Evaluating Structure Stability of Self-Supporting 3D Printed Earth-Based Cantilevers Using Robotic ARM (2025-06)¶

While the 3D printing is increasingly being adopted in construction; earthen materials lack rigidity necessary to support complex overhanging structures during the printing process, which requires careful consideration during design and printing phases to maintain structural stability and optimize material usage. This research evaluates the structural stability of 3D-printed self-supporting cantilevers at various scales. The method involved both digital and physical testing to achieve maximum cantilever length. The digital test includes structural analysis simulation using Karamba3D plugin in Grasshopper to predict potential failure before printing. While the physical test includes using 3D printing with earth in two scales to verify the optimal cantilever design before scaling up. The small-scale tests are conducted for the catalog of geometries using a desktop 3D printer, while the large-scale test is done for the optimum stable geometry using a robotic arm.
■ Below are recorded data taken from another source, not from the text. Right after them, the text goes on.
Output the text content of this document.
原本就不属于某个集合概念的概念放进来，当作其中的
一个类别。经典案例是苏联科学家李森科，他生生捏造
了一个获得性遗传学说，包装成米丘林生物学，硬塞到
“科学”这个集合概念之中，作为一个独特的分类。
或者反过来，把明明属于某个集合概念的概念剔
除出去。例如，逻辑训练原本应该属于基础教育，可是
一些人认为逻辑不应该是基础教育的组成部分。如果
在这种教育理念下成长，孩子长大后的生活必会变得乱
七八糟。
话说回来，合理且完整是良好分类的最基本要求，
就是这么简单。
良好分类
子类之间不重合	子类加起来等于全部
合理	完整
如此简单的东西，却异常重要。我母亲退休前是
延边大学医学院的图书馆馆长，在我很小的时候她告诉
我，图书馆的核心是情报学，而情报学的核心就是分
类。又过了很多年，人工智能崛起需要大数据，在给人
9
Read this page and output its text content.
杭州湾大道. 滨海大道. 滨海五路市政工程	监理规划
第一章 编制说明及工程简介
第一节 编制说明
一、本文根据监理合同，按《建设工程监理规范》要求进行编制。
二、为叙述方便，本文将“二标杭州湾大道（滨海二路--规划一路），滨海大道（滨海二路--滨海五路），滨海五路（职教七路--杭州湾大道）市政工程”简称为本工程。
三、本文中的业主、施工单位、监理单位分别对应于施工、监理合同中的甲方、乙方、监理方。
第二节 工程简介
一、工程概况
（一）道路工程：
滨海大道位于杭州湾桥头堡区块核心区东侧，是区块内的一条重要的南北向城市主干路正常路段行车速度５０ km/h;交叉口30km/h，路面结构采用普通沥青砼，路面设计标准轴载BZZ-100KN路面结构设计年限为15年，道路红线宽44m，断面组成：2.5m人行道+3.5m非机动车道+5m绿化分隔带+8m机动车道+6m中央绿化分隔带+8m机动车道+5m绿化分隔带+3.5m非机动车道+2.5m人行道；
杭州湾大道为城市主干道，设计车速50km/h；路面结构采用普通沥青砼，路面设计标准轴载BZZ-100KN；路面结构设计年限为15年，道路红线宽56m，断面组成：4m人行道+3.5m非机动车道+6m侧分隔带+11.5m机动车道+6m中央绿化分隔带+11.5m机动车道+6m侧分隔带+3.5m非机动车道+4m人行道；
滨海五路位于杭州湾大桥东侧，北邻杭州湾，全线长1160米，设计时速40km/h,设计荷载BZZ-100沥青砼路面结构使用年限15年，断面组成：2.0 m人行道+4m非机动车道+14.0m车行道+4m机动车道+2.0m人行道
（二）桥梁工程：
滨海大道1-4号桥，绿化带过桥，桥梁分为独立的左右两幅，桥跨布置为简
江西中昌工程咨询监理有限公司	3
The findings reveal that the printing scale impacts structural behavior, with larger volumes resulting in critical buckling loads causing failure. Cantilever analysis offers insights into potential loads on the designs, helping to mitigate failure risks prior to printing. This demonstrates that stability at a small scale cannot be reliably extrapolated to ensure stability at a larger scale without physical material testing, digital geometry validation, and appropriate machines selection. Consequently, testing segments of the cantilever at a larger scale before on-site implementation is crucial to save time and materials. Further research is required to improve the printability of these structures to achieve greater stability under varying climatic conditions.